Quels pouvoirs pour la Corse ? Les députés se penchent sur une réforme constitutionnelle qui pourrait offrir une autonomie sans précédent à "l'île-montagne". Cependant, certains craignent une division au sein de la République.
Si le vote prévu pour mardi à 17H30 se révèle positif, l'avenir de cette autonomie reste flou. Il faudra ensuite obtenir le soutien du Sénat avant de rassembler trois cinquièmes des parlementaires réunis en Congrès.
Pour atteindre ce premier objectif, le gouvernement s'appuie sur des voix provenant de l'ancienne majorité macroniste (Renaissance-MoDem-Horizons), qui semblent partagé sur la question, ainsi que sur le soutien potentiel des écologistes et du PS, tout en espérant au minimum l'abstention de LFI.
De leur côté, les Républicains pourraient se diviser entre opposition et abstention. Quant au Rassemblement National, bien qu'il annonce une décision officielle mardi, un vote contre semble fort probable, notamment avec l'appui de ses alliés ciottistes.
Gabriel Attal, chef du groupe Renaissance, a exprimé son soutien au projet, soulignant qu'il est urgent d'agir pour répondre aux attentes corses.
Initié à la demande d'Emmanuel Macron en 2022 pour mettre fin aux violences provoquées par la mort en prison du militant indépendantiste Yvan Colonna, le texte découle de négociations entre le gouvernement et des représentants corses.
Cependant, l'initiative suscite des critiques, comme celle de François-Xavier Ceccoli (LR), qui considère ce projet comme une "faiblesse de l'État" résultant de propositions "dangereuses".
Au centre des discussions se trouve le pouvoir de dérogation qui pourrait être accordé à la Corse. Cela inclut la capacité d'adapter les lois nationales aux spécificités de l'île, tout en permettant à la collectivité de produire ses propres textes tout en étant soumise à un contrôle du Conseil constitutionnel ou du Conseil d'État.

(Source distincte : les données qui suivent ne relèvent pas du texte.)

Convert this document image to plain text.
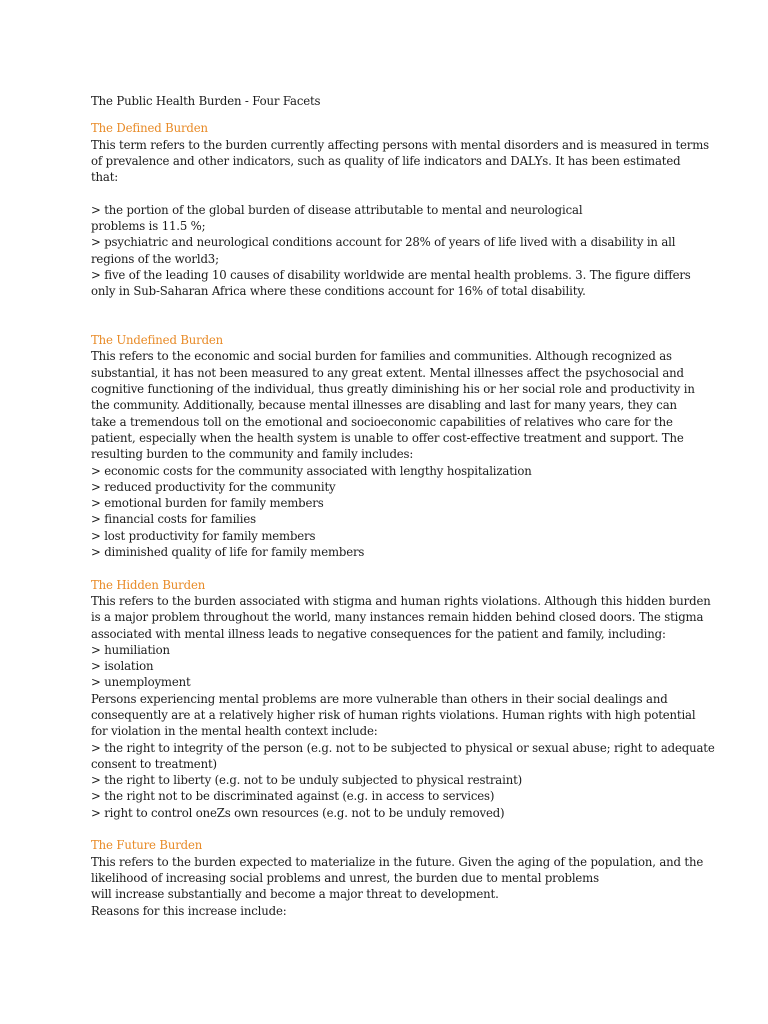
The Public Health Burden - Four Facets
The Defined Burden
This term refers to the burden currently affecting persons with mental disorders and is measured in terms
of prevalence and other indicators, such as quality of life indicators and DALYs. It has been estimated
that:
> the portion of the global burden of disease attributable to mental and neurological
problems is 11.5 %;
> psychiatric and neurological conditions account for 28% of years of life lived with a disability in all
regions of the world3;
> five of the leading 10 causes of disability worldwide are mental health problems. 3. The figure differs
only in Sub-Saharan Africa where these conditions account for 16% of total disability.
The Undefined Burden
This refers to the economic and social burden for families and communities. Although recognized as
substantial, it has not been measured to any great extent. Mental illnesses affect the psychosocial and
cognitive functioning of the individual, thus greatly diminishing his or her social role and productivity in
the community. Additionally, because mental illnesses are disabling and last for many years, they can
take a tremendous toll on the emotional and socioeconomic capabilities of relatives who care for the
patient, especially when the health system is unable to offer cost-effective treatment and support. The
resulting burden to the community and family includes:
> economic costs for the community associated with lengthy hospitalization
> reduced productivity for the community
> emotional burden for family members
> financial costs for families
> lost productivity for family members
> diminished quality of life for family members
The Hidden Burden
This refers to the burden associated with stigma and human rights violations. Although this hidden burden
is a major problem throughout the world, many instances remain hidden behind closed doors. The stigma
associated with mental illness leads to negative consequences for the patient and family, including:
> humiliation
> isolation
> unemployment
Persons experiencing mental problems are more vulnerable than others in their social dealings and
consequently are at a relatively higher risk of human rights violations. Human rights with high potential
for violation in the mental health context include:
> the right to integrity of the person (e.g. not to be subjected to physical or sexual abuse; right to adequate
consent to treatment)
> the right to liberty (e.g. not to be unduly subjected to physical restraint)
> the right not to be discriminated against (e.g. in access to services)
> right to control oneZs own resources (e.g. not to be unduly removed)
The Future Burden
This refers to the burden expected to materialize in the future. Given the aging of the population, and the
likelihood of increasing social problems and unrest, the burden due to mental problems
will increase substantially and become a major threat to development.
Reasons for this increase include:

Le texte évoque également "sa communauté insulaire, historique, linguistique, culturelle", mais cette formulation soulève des interrogations chez certains constitutionnalistes, comme Benjamin Morel, qui craint un risque de "communautarisme" dans la Constitution.
M. Ceccoli souligne les dangers potentiels d'une telle autonomie face aux pressions du crime organisé en Corse, tandis que d'autres craignent que cette réforme n'entraîne des aspirations autonomistes dans d'autres régions françaises, telles que l'Alsace, la Bretagne ou le Pays basque.
Les compétences de l'autonomie projetée posent question : le gouvernement évoque des domaines comme l'aménagement du territoire, le tourisme ou le développement économique, mais les détails restent à définir dans une future loi organique, dont le contenu et le calendrier sont encore incertains.
Dans l'hémicycle, les députés s'accordent à exclure les compétences régaliennes (sécurité, défense, justice), bien que certains Insoumis déplorent que les exigences en matière de non-régression environnementale et sociale ne soient que des possibilités et non des obligations.
Ugo Bernalicis (LFI) a fait état de discussions encore en cours entre pour et abstention à l'approche du vote. En revanche, le RN a rejeté des amendements visant à imposer une "priorité régionale" corse en matière d'emploi ou de logement.
Paul-André Colombani (Liot, Corse-du-Sud) est optimiste quant à l'adoption du texte, mais reste conscient des défis à venir lors de son passage au Sénat où la majorité de droite pourrait le contrarier.
Si la chambre haute choisit de modifier ou de rejeter le projet, la possibilité qu'il soit adopté en Congrès d'ici la fin du quinquennat s'en verrait sérieusement compromise. La loi organique complémentaire pourrait quant à elle ne pas être attendue avant 2027.
Malgré cela, Marc Pena (PS) souligne l'importance de l'adoption du texte par l'Assemblée, espérant établir "des jalons fondamentaux" pour l'avenir de la Corse.